Detective Dunmore showed no mercy.

 What does Tarzan say when he sees a herd of elephants in the distance?

 “Look!  A herd of elephants in the distance.”

What is the difference between a herd of elephants and a plum?

 An elephant is gray.

What does Jane say when she sees a herd of elephants in the distance?

  “Look!  A herd of plums in the distance.”  (Jane is colorblind.)

“Stop!”   Muriel screamed.  Her sides ached from so much laughing.  Her temples throbbed.

“So are you ready to talk now Mrs. D.?   I know you iced your husband.  Where’d you hide the body?  Make things easy on yourself and come clean.”

Muriel took a good hard look down the road into her future, and knew that life behind bars was not on her bucket list.  She planned to be a free woman, in more ways than one, for a long, long time.

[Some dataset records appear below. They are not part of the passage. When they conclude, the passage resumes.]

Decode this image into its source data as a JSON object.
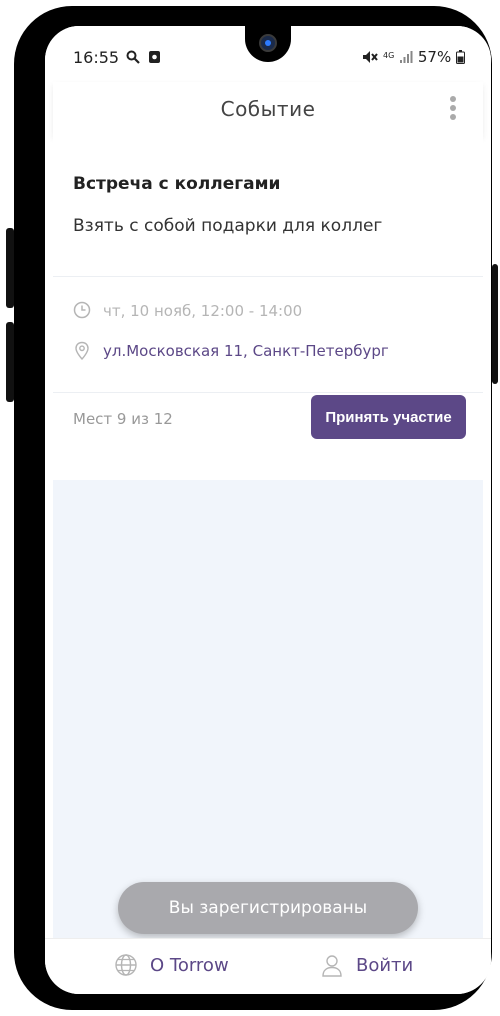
{
  "status_bar": {
    "time": "16:55",
    "network": "4G",
    "battery": "57%"
  },
  "appbar": {
    "title": "Событие"
  },
  "event": {
    "title": "Встреча с коллегами",
    "description": "Взять с собой подарки для коллег",
    "datetime": "чт, 10 нояб, 12:00 - 14:00",
    "address": "ул.Московская 11, Санкт-Петербург",
    "seats": "Мест 9 из 12",
    "join_label": "Принять участие"
  },
  "toast": {
    "text": "Вы зарегистрированы"
  },
  "bottom_nav": {
    "about_label": "О Torrow",
    "login_label": "Войти"
  },
  "colors": {
    "accent": "#5c4887",
    "background": "#f1f5fb",
    "toast": "#a9a9ad"
  },
  "icons": [
    "search-icon",
    "media-icon",
    "mute-icon",
    "signal-icon",
    "battery-icon",
    "more-vert-icon",
    "clock-icon",
    "location-pin-icon",
    "globe-icon",
    "user-icon"
  ]
}
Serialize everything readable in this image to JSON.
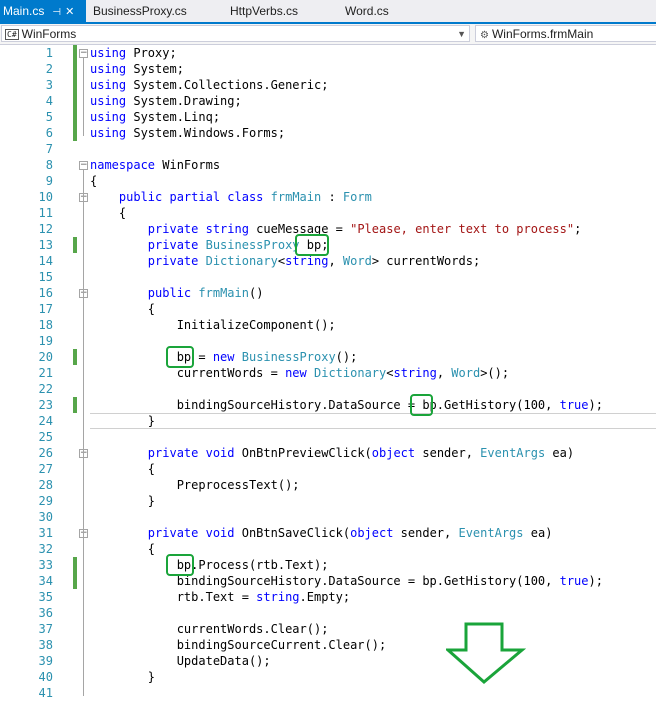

“I didn’t do it!”  Muriel shot back at the tired detective.  I DID NOT DO IT!   She would break him down.

Putting his head in his hands, the vision of his dry martini fading, Detective Martin Whitfield Dunmore started to cry very quietly, but he continued-with the longest and fiercest volley yet.

 How do you put an elephant in the ice box?

 Open the door and put him in.

How do you put a giraffe in the ice box?

Open the door and take  the elephant out, and put the giraffe in.

The lion decided to have a party.  He invited every animal in the jungle, but one didn’t come.  Which one?

The giraffe.  It was stuck in the ice box.

Two explorers try to cross a crocodile infested stream.  How do they get across?

 Simple.  They wade across.  All of the crocodiles are at the lion’s party.

 But Muriel would not crack.  She was one tough coconut.